Di Levi ha tanti ricordi anche Toni.
“Eravamo in auto con lui, io le mie sorelle Dacia e Yoko e la mamma. Levi aveva capelli lunghi, con dei boccoli. Quando arrivammo in paese i bimbi del posto ci circondarono incuriositi dicendo: “Curriti, u’ vapori… cinque fimmine inda a macchina!”.
Attraverso le domande dei ragazzi, alcune acute, altre “intriganti”, schegge di ricordi delineano un ritratto inedito di Fosco Maraini.
Toni ne ricorda la passione per l’alpinismo, per altro non condivisa anche perché “forzatamente” imposta nell’infanzia. “Papà mi legava alla corda e mi tirava su… ne ero terrorizzata!”.
Sulla sua poetica si innesta una riflessione. ”Il linguaggio è una sfida, le parole vengono da lontano, da posti diversi, le parole sono scrigni magici, non limitatevi a usarle solo per i messaggini… aprite un dizionario etimologico, vengono fuori delle storie… è una sfida”.

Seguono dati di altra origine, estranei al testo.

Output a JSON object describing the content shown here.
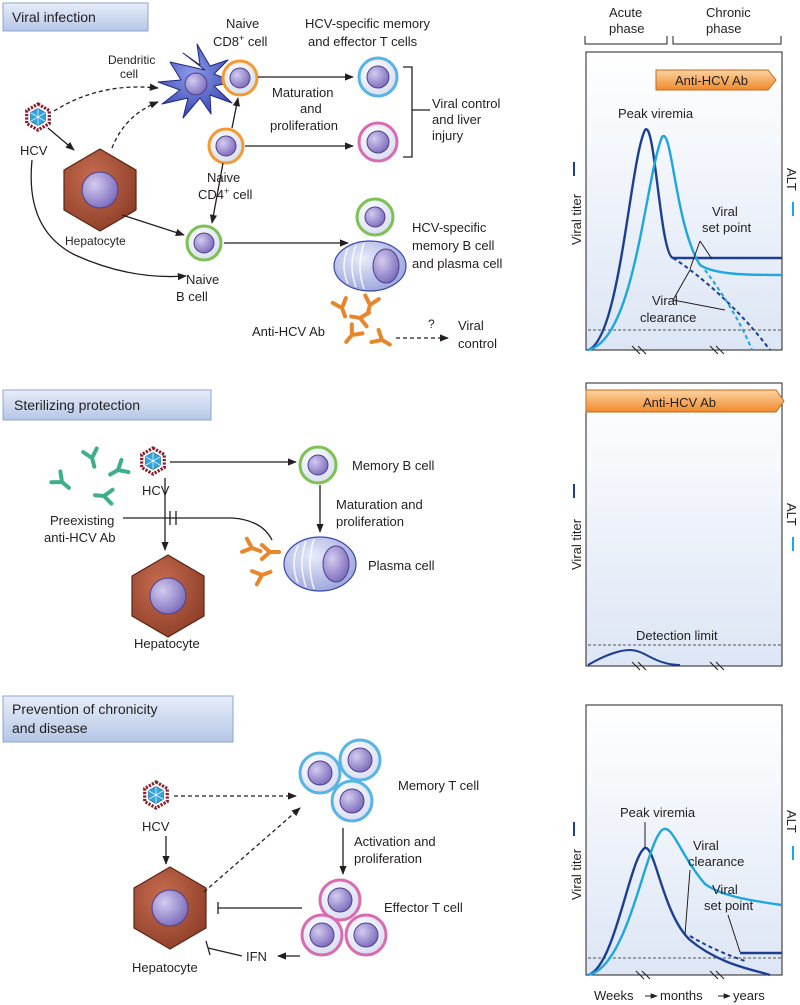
{
  "colors": {
    "hep_fill": "#a4523a",
    "hep_dark": "#6e2c1c",
    "nucleus": "#8c7fc4",
    "naive_ring": "#f29b33",
    "green_ring": "#7ec153",
    "blue_ring": "#58b4e4",
    "pink_ring": "#d96bb0",
    "dendritic": "#3d4fbf",
    "antibody": "#e7862a",
    "preexisting_ab": "#3fae8c",
    "virus_outer": "#8b1e2e",
    "virus_inner": "#2f9fd8",
    "dark_series": "#1c3f94",
    "light_series": "#1ea6e0",
    "banner": "#b8c9e8",
    "ab_arrow": "#f5a04a"
  },
  "panel1": {
    "banner": "Viral infection",
    "hcv": "HCV",
    "dendritic": [
      "Dendritic",
      "cell"
    ],
    "hepatocyte": "Hepatocyte",
    "naive_cd8": [
      "Naive",
      "CD8",
      "+",
      " cell"
    ],
    "naive_cd4": [
      "Naive",
      "CD4",
      "+",
      " cell"
    ],
    "naive_b": [
      "Naive",
      "B cell"
    ],
    "memory_effector": [
      "HCV-specific memory",
      "and effector T cells"
    ],
    "maturation": [
      "Maturation",
      "and",
      "proliferation"
    ],
    "outcome": [
      "Viral control",
      "and liver",
      "injury"
    ],
    "memory_b": [
      "HCV-specific",
      "memory B cell",
      "and plasma cell"
    ],
    "anti_ab": "Anti-HCV Ab",
    "question": "?",
    "viral_control": [
      "Viral",
      "control"
    ]
  },
  "panel2": {
    "banner": "Sterilizing protection",
    "hcv": "HCV",
    "preexisting": [
      "Preexisting",
      "anti-HCV Ab"
    ],
    "memory_b": "Memory B cell",
    "maturation": [
      "Maturation and",
      "proliferation"
    ],
    "plasma": "Plasma cell",
    "hepatocyte": "Hepatocyte"
  },
  "panel3": {
    "banner": [
      "Prevention of chronicity",
      "and disease"
    ],
    "hcv": "HCV",
    "memory_t": "Memory T cell",
    "activation": [
      "Activation and",
      "proliferation"
    ],
    "effector_t": "Effector T cell",
    "ifn": "IFN",
    "hepatocyte": "Hepatocyte"
  },
  "charts": {
    "phase_acute": [
      "Acute",
      "phase"
    ],
    "phase_chronic": [
      "Chronic",
      "phase"
    ],
    "anti_ab": "Anti-HCV Ab",
    "ylabel": "Viral titer",
    "ylabel_right": "ALT",
    "c1_peak": "Peak viremia",
    "c1_setpoint": [
      "Viral",
      "set point"
    ],
    "c1_clearance": [
      "Viral",
      "clearance"
    ],
    "c2_detection": "Detection limit",
    "c3_peak": "Peak viremia",
    "c3_clearance": [
      "Viral",
      "clearance"
    ],
    "c3_setpoint": [
      "Viral",
      "set point"
    ],
    "xaxis": [
      "Weeks",
      "months",
      "years"
    ]
  }
}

Alla domanda se essere cittadini del mondo, stranieri è una ricchezza, Toni risponde senza alcuna esitazione di sì. “Il mondo è mescolanza. Mio padre con il suo lavoro voleva gettare un ponte tra Oriente e Occidente, esaltando la reciprocità della differenza”.

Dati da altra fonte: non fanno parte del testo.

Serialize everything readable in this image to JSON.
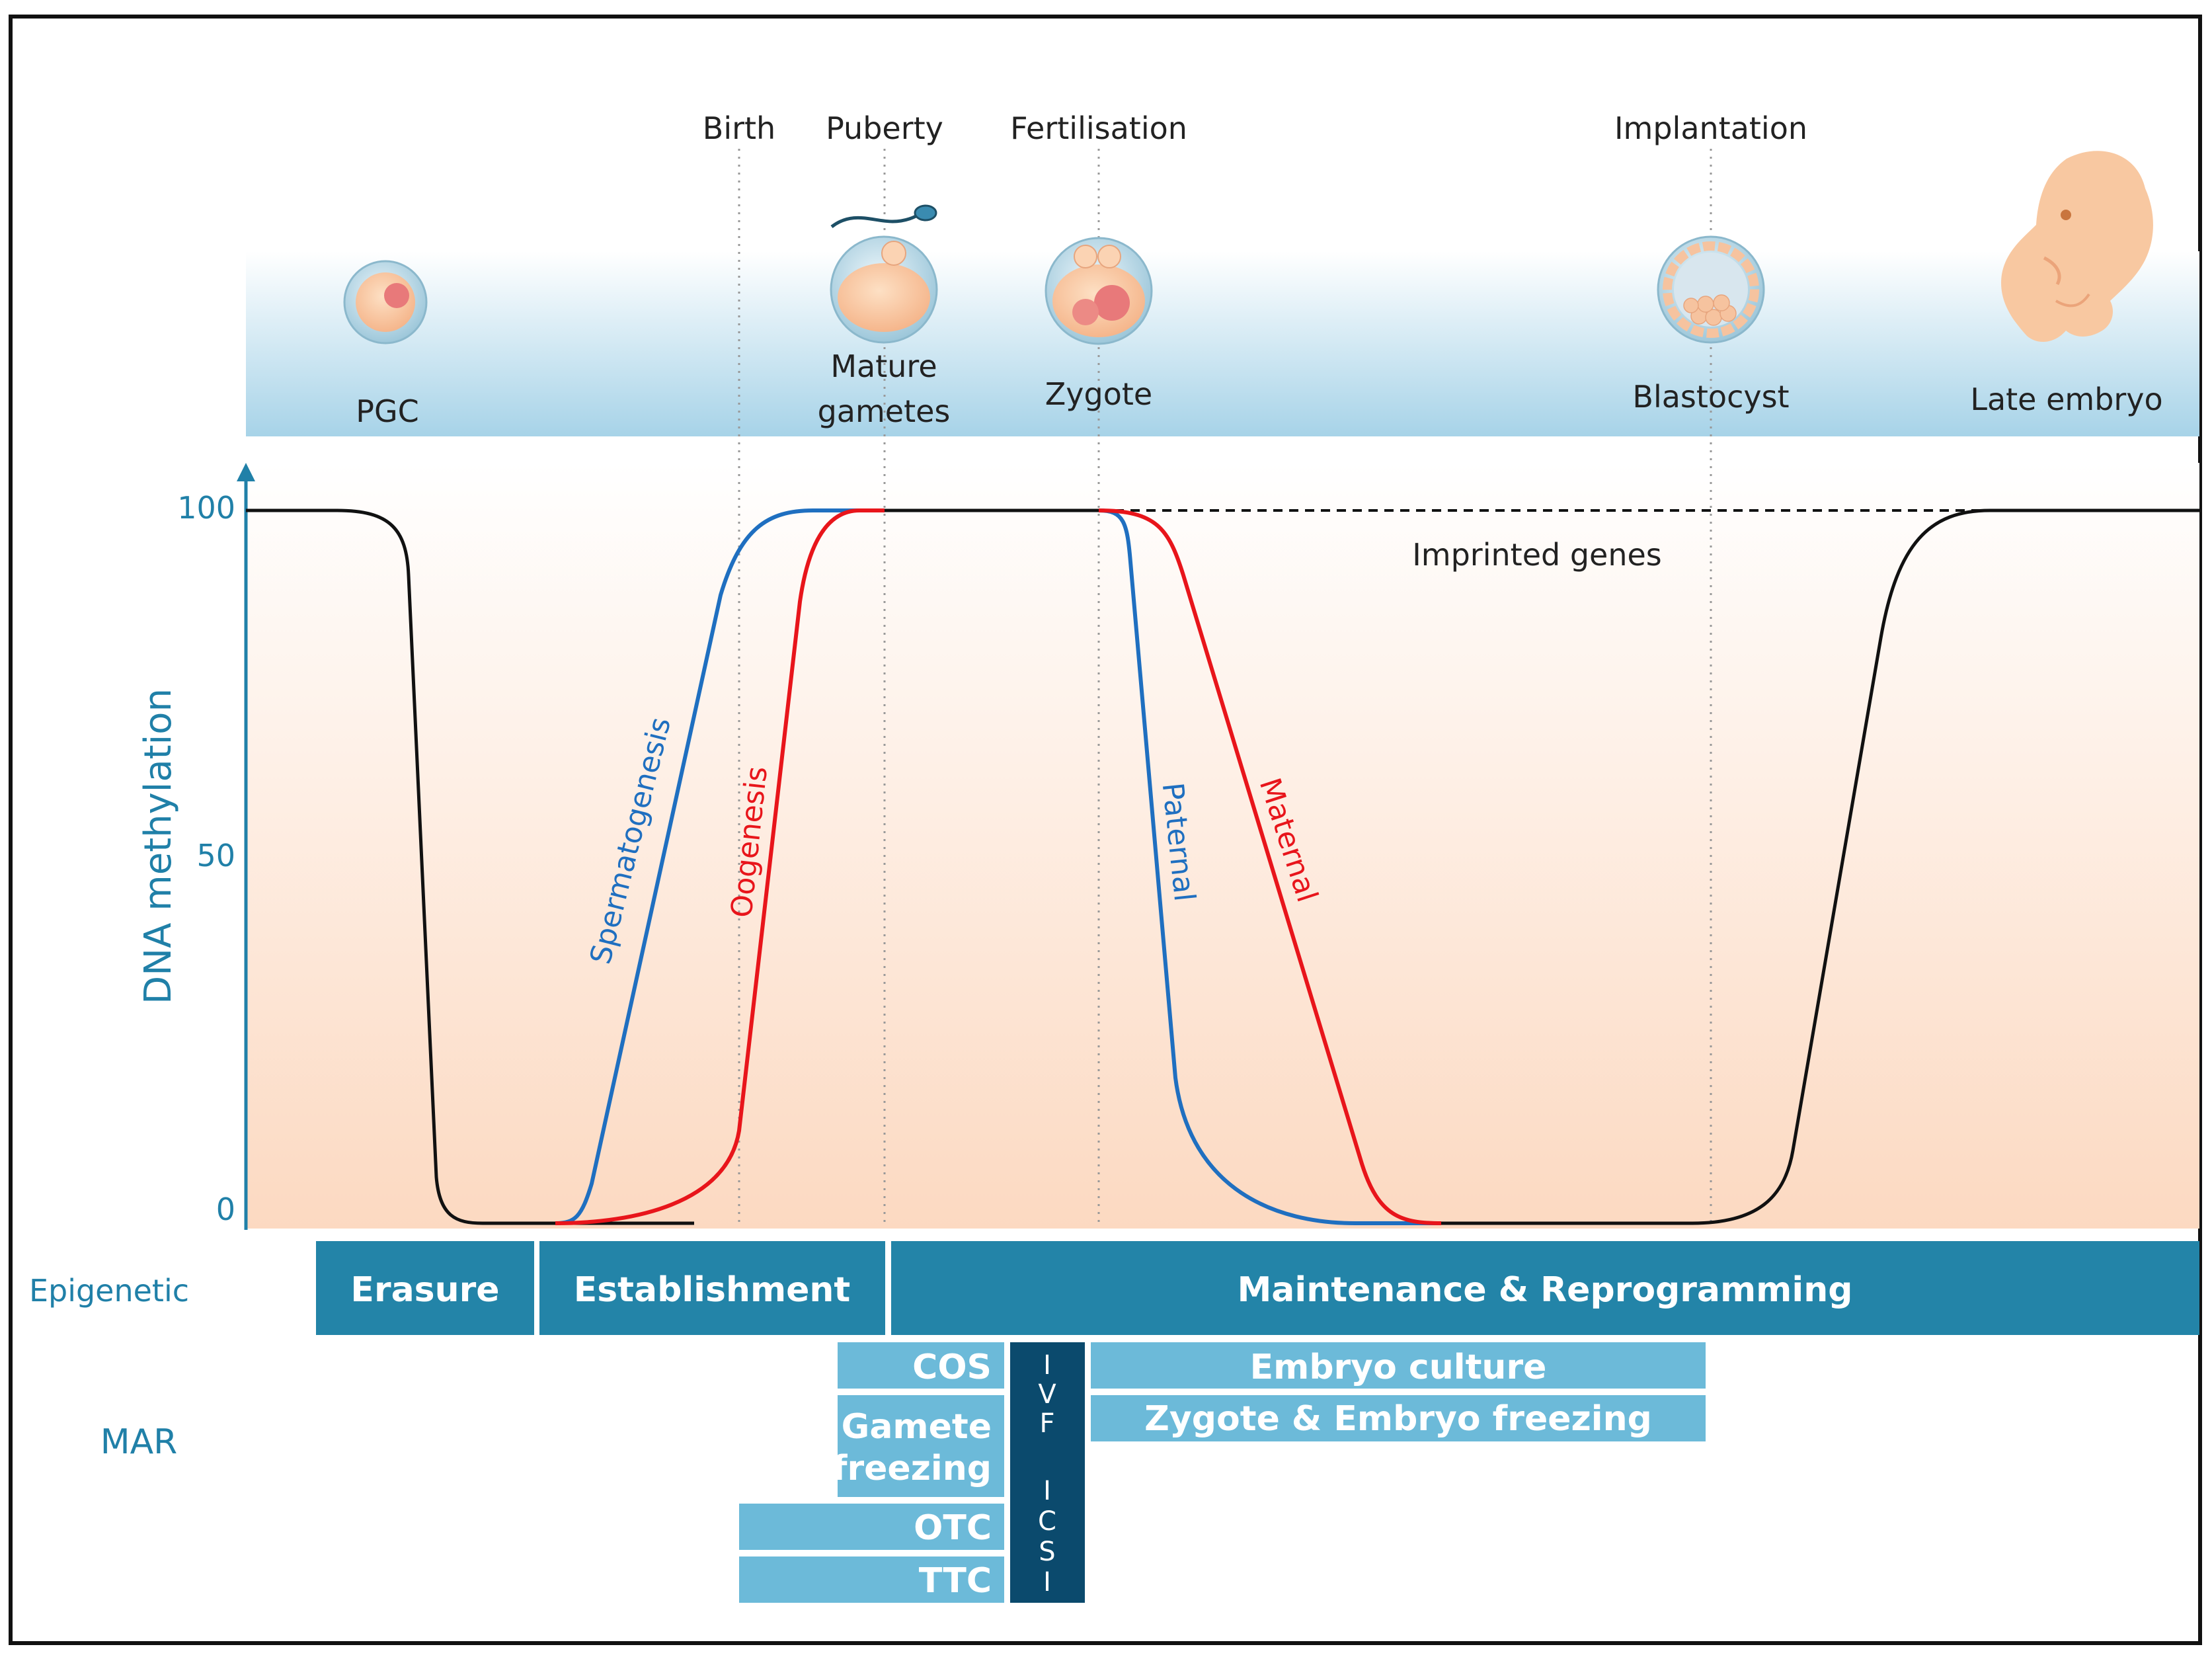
{
  "stages": [
    {
      "key": "pgc",
      "label_lines": [
        "PGC"
      ]
    },
    {
      "key": "gametes",
      "label_lines": [
        "Mature",
        "gametes"
      ]
    },
    {
      "key": "zygote",
      "label_lines": [
        "Zygote"
      ]
    },
    {
      "key": "blastocyst",
      "label_lines": [
        "Blastocyst"
      ]
    },
    {
      "key": "late-embryo",
      "label_lines": [
        "Late embryo"
      ]
    }
  ],
  "events": [
    {
      "key": "birth",
      "label": "Birth"
    },
    {
      "key": "puberty",
      "label": "Puberty"
    },
    {
      "key": "fertilisation",
      "label": "Fertilisation"
    },
    {
      "key": "implantation",
      "label": "Implantation"
    }
  ],
  "axis": {
    "ylabel": "DNA methylation",
    "ticks": [
      "100",
      "50",
      "0"
    ]
  },
  "curve_labels": {
    "spermatogenesis": "Spermatogenesis",
    "oogenesis": "Oogenesis",
    "paternal": "Paternal",
    "maternal": "Maternal",
    "imprinted": "Imprinted genes"
  },
  "rows": {
    "epigenetic": "Epigenetic",
    "mar": "MAR"
  },
  "epigenetic_phases": [
    "Erasure",
    "Establishment",
    "Maintenance & Reprogramming"
  ],
  "mar": {
    "cos": "COS",
    "gamete_freezing": [
      "Gamete",
      "freezing"
    ],
    "otc": "OTC",
    "ttc": "TTC",
    "ivf": [
      "I",
      "V",
      "F"
    ],
    "icsi": [
      "I",
      "C",
      "S",
      "I"
    ],
    "embryo_culture": "Embryo culture",
    "zygote_embryo_freezing": "Zygote & Embryo freezing"
  },
  "colors": {
    "axis_blue": "#2080a8",
    "sperm_blue": "#1f6fc0",
    "oo_red": "#e8151b",
    "phase_bar": "#2384a8",
    "mar_light": "#6cbad9",
    "ivf_dark": "#0b4a6d"
  }
}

Ed ancora sulle differenze tra foto d’arte e foto documento l’autrice ritiene che una foto documento ben fatta sia anche foto d’arte e che nulla vi è di più triste di una foto “rigida”, senza vita, come quella scattata ai bimbi artigiani distratti dal loro lavoro.

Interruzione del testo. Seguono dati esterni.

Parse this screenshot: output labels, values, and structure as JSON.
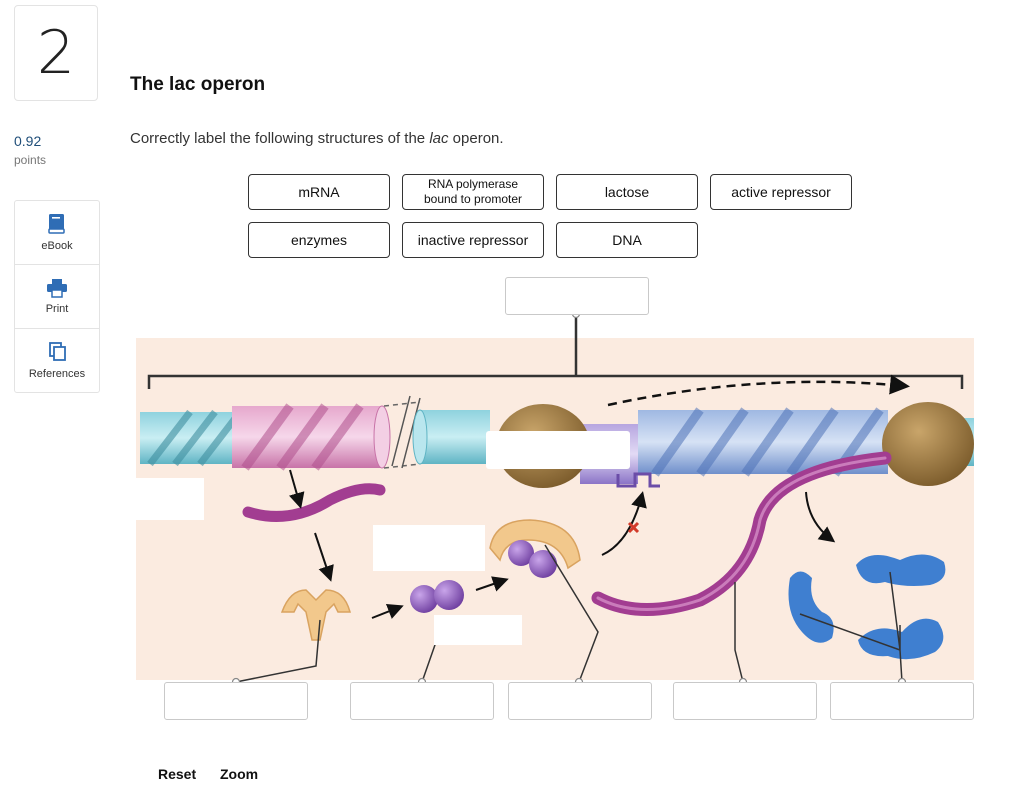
{
  "question": {
    "number": "2",
    "points_value": "0.92",
    "points_label": "points"
  },
  "tools": [
    {
      "label": "eBook",
      "icon": "book-icon"
    },
    {
      "label": "Print",
      "icon": "printer-icon"
    },
    {
      "label": "References",
      "icon": "copy-pages-icon"
    }
  ],
  "title": "The lac operon",
  "instruction": {
    "before": "Correctly label the following structures of the ",
    "italic": "lac",
    "after": " operon."
  },
  "labels": [
    {
      "text": "mRNA"
    },
    {
      "line1": "RNA polymerase",
      "line2": "bound to promoter"
    },
    {
      "text": "lactose"
    },
    {
      "text": "active repressor"
    },
    {
      "text": "enzymes"
    },
    {
      "text": "inactive repressor"
    },
    {
      "text": "DNA"
    }
  ],
  "footer": {
    "reset": "Reset",
    "zoom": "Zoom"
  },
  "colors": {
    "accent_blue": "#2f6db5",
    "panel_bg": "#fbebe0",
    "mrna": "#a23d91",
    "lactose": "#8a5bb5",
    "enzyme": "#3f7fd0",
    "repressor": "#f2c88c",
    "polymerase": "#8c6a34"
  }
}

“Ricordo Fosco commosso nel fotografare una donna anziana, assorta in preghiera. Un raggio di sole le sfiorava il capo – afferma De Donato – , era l’immagine della fede semplice, ingenua. Fosco era religioso, ma la sua fede era rivolta alla natura, al mistero… ne comprendeva il valore e aveva coscienza dei pericoli generati dall’incomprensione tra le religioni”.
Conclude l’incontro Giuseppe Goffredo, che la De Giorgi introduce con queste parole: “Incontri come questo, con chi ha conosciuto la storia, ci trasmettono esperienze. Possiamo crescere se c’è chi fa un lavoro di tessitura e apertura a nuove realtà”.
“Occorre lavorare perché la qualità culturale sia alta – dichiara Goffredo – ne abbiamo necessità sia nel nostro territorio che nel mondo. Ci sono nuvole dense all’orizzonte, che non ci lasciano più tranquilli. La testimonianza di un uomo libero, intenso, forte… un poeta straordinario, in questo contesto storico è preziosa. Fosco Maraini non è una personalità che si inquadra tra gli intellettuali, è un maestro di vita, un grande… In lui troviamo una grandissima umanità nella quale si riconosce e tanta umiltà, senza abbandonare l’estetica.
La sua soggettività è aperta, plurale, include altre culture, visioni… Il Sud era chiuso e Maraini che aveva un’idea del Sud diversa da Carlo Levi, ne dipinge un grande affresco”.